I couldn’t even stand up to this one pathetic man…I have no doubt that I would absolutely cave in the face of a tyrannical religious regime that took away this thing that I love so deeply.

Political Fangirling

I try not to spend too much time dealing with politics. I don’t really know enough about current issues to weigh in a lot of the time. But I am fascinated by the American political process and I love this country. But for the most part what I know about politics comes from The Daily Show, The Colbert Report, and Aaron Sorkin (11 days until The Newsroom!) 

I do make certain exceptions, and one of them, is Miss Meghan McCain. She is as Katie calls it, “One of my weirder girl crushes.” (Girl Crush: a non sexual crush on a female celebrity who you think you should be best friends with) But in reality it’s not that weird.

I’m a *stage whisper* republican. I whisper it because it’s kind of a dirty word around a lot of people I know. I’m a theatre geek, with a women’s studies degree, who lives in one of the most liberal metropolitan areas in the country, in a staunchly blue state, with deep emotional ties to the gay community.

Yeah, not exactly screaming elephant with those characteristics. But that’s one of the reasons that I love Meghan. I started reading her blog The McCain Blogette while she was following her father’s presidential campaign in 2008. I’ve been a John McCain fan since I was twelve. You know those social studies projects where you have to do profiles on all of the candidates? Even at twelve, doing one of those profiles, everything about him made sense to me. His war record, the way he stuck to his guns, his big whacky cool family. (I didn’t know who Meghan was specifically, but I remember thinking that Cindy was pretty and I thought it was awesome that they adopted a baby girl.)

It didn’t hurt things that I grew up in a true red republican household. My parents despised Bill Clinton, not because he is sleaze bag number 1, although he is, but because he advocated a liberal tax policy and enacted don’t ask don’t tell (which is one of the greatest attacks on personal freedom in the history of this country!).

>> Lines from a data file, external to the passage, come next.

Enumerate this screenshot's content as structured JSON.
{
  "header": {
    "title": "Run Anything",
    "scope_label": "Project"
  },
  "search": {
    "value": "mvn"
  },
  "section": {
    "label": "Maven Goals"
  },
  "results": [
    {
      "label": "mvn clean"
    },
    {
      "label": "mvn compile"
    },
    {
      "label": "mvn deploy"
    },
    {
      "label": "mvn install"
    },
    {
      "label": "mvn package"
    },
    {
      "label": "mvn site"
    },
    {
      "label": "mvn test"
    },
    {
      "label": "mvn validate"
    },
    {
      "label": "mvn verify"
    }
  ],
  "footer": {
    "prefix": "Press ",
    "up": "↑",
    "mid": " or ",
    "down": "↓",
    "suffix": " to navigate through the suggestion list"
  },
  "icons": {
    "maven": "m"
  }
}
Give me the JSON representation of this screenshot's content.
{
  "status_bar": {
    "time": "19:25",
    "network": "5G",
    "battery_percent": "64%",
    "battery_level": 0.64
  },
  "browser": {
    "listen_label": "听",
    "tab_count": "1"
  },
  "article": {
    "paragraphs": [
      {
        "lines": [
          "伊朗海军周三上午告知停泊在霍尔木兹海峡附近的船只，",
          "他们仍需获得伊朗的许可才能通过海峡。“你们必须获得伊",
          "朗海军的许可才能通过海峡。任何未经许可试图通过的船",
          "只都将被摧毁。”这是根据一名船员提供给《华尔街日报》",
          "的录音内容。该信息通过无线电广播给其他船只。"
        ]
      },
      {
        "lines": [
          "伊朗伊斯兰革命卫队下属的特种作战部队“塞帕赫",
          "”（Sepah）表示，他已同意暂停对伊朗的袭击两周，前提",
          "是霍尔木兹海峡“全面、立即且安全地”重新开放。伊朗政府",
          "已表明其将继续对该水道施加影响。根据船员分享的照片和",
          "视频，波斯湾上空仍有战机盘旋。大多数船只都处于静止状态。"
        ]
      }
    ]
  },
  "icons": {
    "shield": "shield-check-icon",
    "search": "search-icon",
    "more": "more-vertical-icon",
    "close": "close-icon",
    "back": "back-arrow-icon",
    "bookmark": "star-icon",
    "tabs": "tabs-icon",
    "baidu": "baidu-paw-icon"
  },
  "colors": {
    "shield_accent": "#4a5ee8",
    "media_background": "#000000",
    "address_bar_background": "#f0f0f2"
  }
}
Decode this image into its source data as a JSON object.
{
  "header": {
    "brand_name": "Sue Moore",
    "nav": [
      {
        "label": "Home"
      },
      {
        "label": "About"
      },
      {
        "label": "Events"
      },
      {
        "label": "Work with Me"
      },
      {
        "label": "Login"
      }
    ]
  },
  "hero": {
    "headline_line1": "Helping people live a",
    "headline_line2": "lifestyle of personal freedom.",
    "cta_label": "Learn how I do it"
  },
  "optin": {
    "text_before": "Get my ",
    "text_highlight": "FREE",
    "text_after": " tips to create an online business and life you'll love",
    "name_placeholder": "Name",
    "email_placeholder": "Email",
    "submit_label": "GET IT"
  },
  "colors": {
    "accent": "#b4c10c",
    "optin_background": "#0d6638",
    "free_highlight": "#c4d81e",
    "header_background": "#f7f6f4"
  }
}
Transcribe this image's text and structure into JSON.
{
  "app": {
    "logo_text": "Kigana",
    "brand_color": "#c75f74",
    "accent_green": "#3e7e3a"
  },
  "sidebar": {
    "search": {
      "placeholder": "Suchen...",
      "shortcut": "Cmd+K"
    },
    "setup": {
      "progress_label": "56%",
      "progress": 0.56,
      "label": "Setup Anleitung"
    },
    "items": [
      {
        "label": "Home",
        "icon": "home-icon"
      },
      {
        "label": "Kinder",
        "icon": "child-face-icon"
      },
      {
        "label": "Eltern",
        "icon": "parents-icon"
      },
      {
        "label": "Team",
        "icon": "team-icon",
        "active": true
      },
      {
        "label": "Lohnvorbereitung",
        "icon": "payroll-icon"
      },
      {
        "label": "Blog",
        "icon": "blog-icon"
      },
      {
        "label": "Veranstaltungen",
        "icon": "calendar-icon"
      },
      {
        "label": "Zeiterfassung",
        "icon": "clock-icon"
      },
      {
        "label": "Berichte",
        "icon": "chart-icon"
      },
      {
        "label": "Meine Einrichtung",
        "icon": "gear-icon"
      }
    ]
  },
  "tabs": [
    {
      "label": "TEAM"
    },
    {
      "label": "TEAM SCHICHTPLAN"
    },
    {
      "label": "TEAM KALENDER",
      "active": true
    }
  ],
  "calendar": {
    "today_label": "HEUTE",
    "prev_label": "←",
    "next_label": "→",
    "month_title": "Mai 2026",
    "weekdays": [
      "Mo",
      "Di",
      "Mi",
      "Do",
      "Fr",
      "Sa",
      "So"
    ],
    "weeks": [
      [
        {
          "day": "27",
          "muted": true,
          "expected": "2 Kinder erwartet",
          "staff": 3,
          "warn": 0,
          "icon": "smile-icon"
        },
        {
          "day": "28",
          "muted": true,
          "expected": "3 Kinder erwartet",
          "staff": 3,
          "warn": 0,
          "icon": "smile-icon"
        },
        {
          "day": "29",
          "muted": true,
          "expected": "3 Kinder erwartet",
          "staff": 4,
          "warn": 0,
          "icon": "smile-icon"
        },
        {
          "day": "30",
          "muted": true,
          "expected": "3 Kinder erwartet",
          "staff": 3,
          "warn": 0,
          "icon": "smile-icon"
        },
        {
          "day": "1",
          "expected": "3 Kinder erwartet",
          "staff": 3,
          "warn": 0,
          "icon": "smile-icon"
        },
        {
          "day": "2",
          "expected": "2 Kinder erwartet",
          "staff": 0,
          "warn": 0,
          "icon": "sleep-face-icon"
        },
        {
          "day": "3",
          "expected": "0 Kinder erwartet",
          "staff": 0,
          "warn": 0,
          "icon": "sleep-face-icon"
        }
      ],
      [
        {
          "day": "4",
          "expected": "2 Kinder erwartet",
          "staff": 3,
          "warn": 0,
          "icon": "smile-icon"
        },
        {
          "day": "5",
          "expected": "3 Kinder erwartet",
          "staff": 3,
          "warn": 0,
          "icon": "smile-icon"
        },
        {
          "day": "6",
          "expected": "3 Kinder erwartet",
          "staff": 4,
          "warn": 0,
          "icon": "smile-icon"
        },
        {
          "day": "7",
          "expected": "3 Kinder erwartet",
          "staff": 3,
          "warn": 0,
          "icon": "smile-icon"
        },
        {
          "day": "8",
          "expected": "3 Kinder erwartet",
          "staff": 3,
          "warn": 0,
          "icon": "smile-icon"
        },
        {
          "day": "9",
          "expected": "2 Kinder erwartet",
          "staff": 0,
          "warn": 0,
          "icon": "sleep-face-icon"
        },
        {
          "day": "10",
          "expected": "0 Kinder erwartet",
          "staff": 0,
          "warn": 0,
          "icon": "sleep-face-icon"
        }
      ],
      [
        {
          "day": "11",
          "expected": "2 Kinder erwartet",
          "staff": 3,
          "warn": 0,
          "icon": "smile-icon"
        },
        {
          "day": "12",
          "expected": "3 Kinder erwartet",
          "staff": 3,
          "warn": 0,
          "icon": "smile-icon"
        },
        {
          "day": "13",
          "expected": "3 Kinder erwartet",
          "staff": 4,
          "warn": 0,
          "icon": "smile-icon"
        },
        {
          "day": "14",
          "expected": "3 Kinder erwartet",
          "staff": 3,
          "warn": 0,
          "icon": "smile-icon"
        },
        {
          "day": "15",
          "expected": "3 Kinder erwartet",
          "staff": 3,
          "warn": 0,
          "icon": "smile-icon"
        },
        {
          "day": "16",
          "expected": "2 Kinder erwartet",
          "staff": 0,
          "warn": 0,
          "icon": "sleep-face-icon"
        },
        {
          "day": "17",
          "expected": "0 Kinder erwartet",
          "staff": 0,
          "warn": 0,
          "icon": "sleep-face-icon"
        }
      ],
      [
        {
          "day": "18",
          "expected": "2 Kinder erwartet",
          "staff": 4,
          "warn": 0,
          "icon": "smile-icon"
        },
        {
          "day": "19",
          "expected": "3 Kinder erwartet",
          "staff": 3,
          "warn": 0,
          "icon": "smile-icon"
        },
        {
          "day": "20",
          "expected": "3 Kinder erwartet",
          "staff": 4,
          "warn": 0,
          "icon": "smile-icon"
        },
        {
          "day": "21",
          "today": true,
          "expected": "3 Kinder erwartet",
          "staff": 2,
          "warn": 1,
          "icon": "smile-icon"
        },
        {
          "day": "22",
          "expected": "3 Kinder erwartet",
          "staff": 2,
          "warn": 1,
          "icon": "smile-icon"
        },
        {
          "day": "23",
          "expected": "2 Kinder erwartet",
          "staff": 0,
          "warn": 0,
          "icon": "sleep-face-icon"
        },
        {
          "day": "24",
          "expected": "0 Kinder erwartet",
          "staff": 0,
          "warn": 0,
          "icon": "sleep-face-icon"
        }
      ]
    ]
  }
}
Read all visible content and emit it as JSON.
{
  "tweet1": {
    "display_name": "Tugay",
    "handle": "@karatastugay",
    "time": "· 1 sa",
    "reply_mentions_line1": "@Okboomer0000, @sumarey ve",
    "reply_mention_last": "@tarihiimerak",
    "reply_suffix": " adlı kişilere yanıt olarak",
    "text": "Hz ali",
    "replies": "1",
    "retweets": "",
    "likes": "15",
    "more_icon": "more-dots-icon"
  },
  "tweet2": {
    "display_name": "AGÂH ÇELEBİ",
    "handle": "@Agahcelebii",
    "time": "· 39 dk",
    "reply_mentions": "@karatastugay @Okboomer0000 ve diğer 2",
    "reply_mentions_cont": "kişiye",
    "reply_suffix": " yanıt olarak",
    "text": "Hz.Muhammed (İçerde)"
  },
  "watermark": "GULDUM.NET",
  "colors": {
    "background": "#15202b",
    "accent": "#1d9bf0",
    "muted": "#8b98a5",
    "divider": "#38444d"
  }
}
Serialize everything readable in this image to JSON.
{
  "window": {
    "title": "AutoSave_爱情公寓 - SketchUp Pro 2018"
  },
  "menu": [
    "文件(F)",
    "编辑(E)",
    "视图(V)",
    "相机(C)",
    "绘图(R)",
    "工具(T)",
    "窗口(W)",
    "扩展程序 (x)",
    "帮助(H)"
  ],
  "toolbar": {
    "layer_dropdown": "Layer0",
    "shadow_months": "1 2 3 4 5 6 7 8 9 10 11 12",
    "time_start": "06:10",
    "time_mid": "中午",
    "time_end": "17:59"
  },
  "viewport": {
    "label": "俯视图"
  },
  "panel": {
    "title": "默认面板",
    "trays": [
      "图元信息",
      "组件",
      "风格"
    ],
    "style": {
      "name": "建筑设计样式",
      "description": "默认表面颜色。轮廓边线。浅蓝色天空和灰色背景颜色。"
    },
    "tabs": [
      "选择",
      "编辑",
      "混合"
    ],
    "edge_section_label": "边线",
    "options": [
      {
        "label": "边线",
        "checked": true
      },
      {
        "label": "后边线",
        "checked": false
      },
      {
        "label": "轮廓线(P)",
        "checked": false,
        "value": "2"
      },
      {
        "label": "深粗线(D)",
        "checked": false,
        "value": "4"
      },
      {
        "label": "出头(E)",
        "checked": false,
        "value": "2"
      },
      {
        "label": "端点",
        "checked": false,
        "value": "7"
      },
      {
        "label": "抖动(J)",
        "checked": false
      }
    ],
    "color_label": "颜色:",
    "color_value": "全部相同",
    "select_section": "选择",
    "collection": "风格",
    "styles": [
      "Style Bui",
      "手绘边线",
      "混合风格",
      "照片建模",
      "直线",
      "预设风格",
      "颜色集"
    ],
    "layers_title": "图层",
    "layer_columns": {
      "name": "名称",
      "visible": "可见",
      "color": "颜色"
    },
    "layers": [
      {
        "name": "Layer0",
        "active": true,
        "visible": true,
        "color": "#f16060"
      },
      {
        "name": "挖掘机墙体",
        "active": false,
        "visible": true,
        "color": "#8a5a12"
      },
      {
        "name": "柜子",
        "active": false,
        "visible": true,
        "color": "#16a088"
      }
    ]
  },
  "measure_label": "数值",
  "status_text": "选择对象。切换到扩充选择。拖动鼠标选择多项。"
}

Anyway, back to Meghan, after reading her blog for a while and then following her twitter, I found myself stunned. After the 2008 election I was horribly disillusioned with the GOP and the republican party. I had watched a man I’d admired for most of my life run a campaign that I could barely get behind. I watched a woman who terrified me rise to super stardom saying things that I patently disagreed with. That being said, I voted for them anyway, because President Obama’s fiscal policy really scared me (still does). But even among my young republican friends, I was feeling like the moderate voice was being shut out.

Then came Meghan McCain. She was sassy and funny, and spoke her mind and had so many of the same opinions that I did, that I started spouting off about her to everyone. I read her book Dirty, Sexy Politics about six times. And when she announced what her new book was going to be, a roadtrip memoir written with Michael Ian Black about trying to find common ground given their different political opinions and backgrounds (to be fair everyone has a different political background than Meghan McCain.) I thought it sounded like the greatest thing ever.

America You Sexy Bitch, isn’t the greatest book ever. I’ve even read better road memoirs. But I was so giddy over the past twenty four hours, reading fun, cool moderate political commentary and conversation (Black is a moderate democrat and one of my favorite comedians of all time). I was grateful for every page, every awkward exchange and every minute.

People can fangirl over a lot of things. To me Meghan McCain’s sheer enthusiasm about politics in general and conservative politics in particular qualifies as fangirling. And my girl crush on her definitely qualifies. And the way I squee-ed over the book being delivered to my kindle yesterday morning, well, that speaks for itself.